We can distinguish two different types of components:

  • Custom components are completely defined and implemented by the user. There are two ways to define a custom component:

    • Lightweight Components: Create a component from a self-contained Python function. This is the easiest way to create a custom component. It allows you to define a component without having to build a custom docker image or defining a component specification.
    • Containerized Components: You can build your code into a docker image and write an accompanying component specification that refers to it. This is used for more complex components that require additional dependencies (e.g. GPU support).
  • Reusable components can be used out of the box and can be loaded from the Fondant Hub. They are containerized components that are defined by the Fondant team or the community.

Custom components#

Lightweight Components#

To define a lightweight component, you can create a self-contained python function that implements the logic of your component.

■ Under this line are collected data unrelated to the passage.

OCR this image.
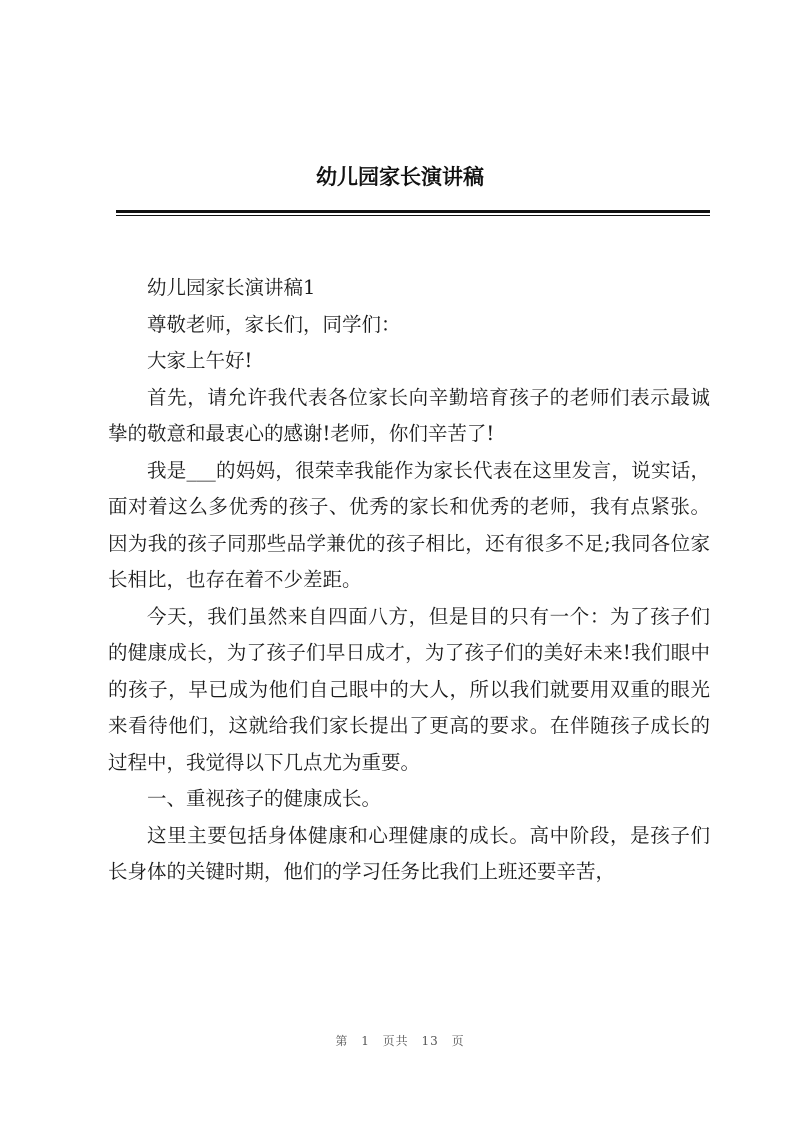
幼儿园家长演讲稿

幼儿园家长演讲稿1

尊敬老师，家长们，同学们：

大家上午好!

首先，请允许我代表各位家长向辛勤培育孩子的老师们表示最诚挚的敬意和最衷心的感谢!老师，你们辛苦了!

我是___的妈妈，很荣幸我能作为家长代表在这里发言，说实话，面对着这么多优秀的孩子、优秀的家长和优秀的老师，我有点紧张。因为我的孩子同那些品学兼优的孩子相比，还有很多不足;我同各位家长相比，也存在着不少差距。

今天，我们虽然来自四面八方，但是目的只有一个：为了孩子们的健康成长，为了孩子们早日成才，为了孩子们的美好未来!我们眼中的孩子，早已成为他们自己眼中的大人，所以我们就要用双重的眼光来看待他们，这就给我们家长提出了更高的要求。在伴随孩子成长的过程中，我觉得以下几点尤为重要。

一、重视孩子的健康成长。

这里主要包括身体健康和心理健康的成长。高中阶段，是孩子们长身体的关键时期，他们的学习任务比我们上班还要辛苦，

第 1 页共 13 页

from fondant.component import PandasTransformComponent
from fondant.pipeline import  lightweight_component
import pandas as pd
import pyarrow as pa

@lightweight_component
class AddNumber(PandasTransformComponent):
    def __init__(self, n: int):
        self.n = n

    def transform(self, dataframe: pd.DataFrame) -> pd.DataFrame:
        dataframe["x"] = dataframe["x"].map(lambda x: x + self.n)
        return dataframe

You can add a custom component to your pipeline by passing in the reference to the component class containing your script.

pipeline.py
_ = dataset.apply(
    ref=AddNumber,
    produces={"x": pa.int32()},
    arguments={
      "n": 1
    },
)

See our best practices on creating a lightweight component.

Containerized Components#

To define your own containerized component, you can build your code into a docker image and write an accompanying component specification that refers to it.

A typical file structure for a custom component looks like this:

|- components
|  |- custom_component
|     |- src
|     |  |- main.py
|     |- Dockerfile
|     |- fondant_component.yaml
|     |- requirements.txt
|- pipeline.py

The Dockerfile is used to build the code into a docker image, which is then referred to in the fondant_component.yaml.

components/custom_component/fondant_component.yaml
name: Custom component
description: This is a custom component
image: custom_component:latest

You can add a custom component to your pipeline by passing in the path to the directory containing your fondant_component.yaml.

pipeline.py
dataset = dataset.apply(
  component_dir="components/custom_component",
  arguments={
    "arg": "value"
  }
)

See our best practices on creating a containerized component.

Reusable components#

Reusable components are out of the box containerized components from the Fondant Hub that you can easily add to your pipeline:

dataset = dataset.apply(
  "reusable_component",
  arguments={
    "arg": "value"
  }
)

You can find an overview of the available reusable components on the Fondant hub. Check their documentation for information on which arguments they accept and which data they consume and produce.